The folks at Food and Water Watch, a nonprofit advocate for safe food and drinking water, have chosen Cleveland as a hub of action for their support of Congress’ upcoming “Fair Farm Bill.”
That bill, which comes up for reauthorization this year, deals with setting policy for the agriculture industry.
“We’re concerned about mega-farms driving small and mid-sized farms out of business and controlling markets,” says local coordinator Tia Lebholz. “We’re advocating for ‘fair farm’ rules that wouldn’t put smaller farms at a competitive disadvantage.”
But since Cleveland is somewhat less known for its big-time agiculture industry than, say, its scaring-off-smart-people industry, some of have asked why we’ve earned the group’s attention.
The key reason appears to be Avon Senator Sherrod Brown, who has been receptive to the group’s issues before. For one thing, he showed his openness to grassroots-level farm and food issues last summer when he convened a roundtable at Community Greenhouse Partners at East 67th and Superior.
At Food and Water Watch’s Garden Under Glass promo appearance last week at the Galleria, they urged folks to call Brown themselves.
“We want people to thank Senator Brown for what he’s done in the past to support us, and to urge him to introduce rules that would prevent the mega-monopolies we have now — especially poultry-raising and meat-packing,” says Lebholz.
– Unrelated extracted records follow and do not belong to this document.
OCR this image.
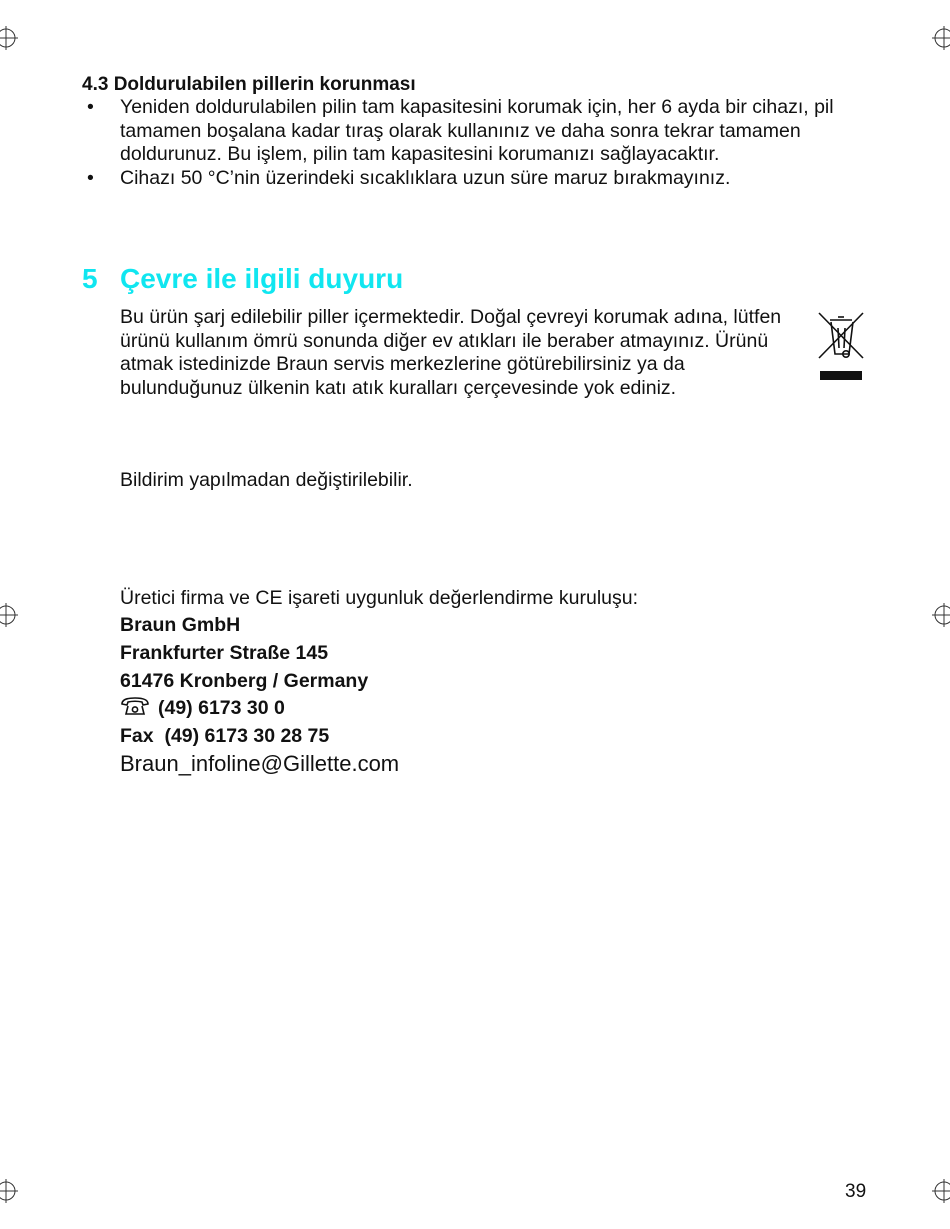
4.3 Doldurulabilen pillerin korunması
• Yeniden doldurulabilen pilin tam kapasitesini korumak için, her 6 ayda bir cihazı, pil tamamen boşalana kadar tıraş olarak kullanınız ve daha sonra tekrar tamamen doldurunuz. Bu işlem, pilin tam kapasitesini korumanızı sağlayacaktır.
• Cihazı 50 °C’nin üzerindeki sıcaklıklara uzun süre maruz bırakmayınız.
5 Çevre ile ilgili duyuru
Bu ürün şarj edilebilir piller içermektedir. Doğal çevreyi korumak adına, lütfen ürünü kullanım ömrü sonunda diğer ev atıkları ile beraber atmayınız. Ürünü atmak istedinizde Braun servis merkezlerine götürebilirsiniz ya da bulunduğunuz ülkenin katı atık kuralları çerçevesinde yok ediniz.
Bildirim yapılmadan değiştirilebilir.
Üretici firma ve CE işareti uygunluk değerlendirme kuruluşu:
Braun GmbH
Frankfurter Straße 145
61476 Kronberg / Germany
(49) 6173 30 0
Fax (49) 6173 30 28 75
Braun_infoline@Gillette.com
39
But Brown isn’t the only player to be bagged in the Forest City: Congresswoman Marcia Fudge serves on the House Agriculture Committee, and if Toledo Congresswoman Marcy Kaptur wins the March 6 primary over Dennis Kucinich, she’ll land a seat on the agriculture subcommittee of the House Appropriations Committee.
So rest easy, humble residents: If Cleveland devolves into windswept farmland again, it will already have big guns in Washington.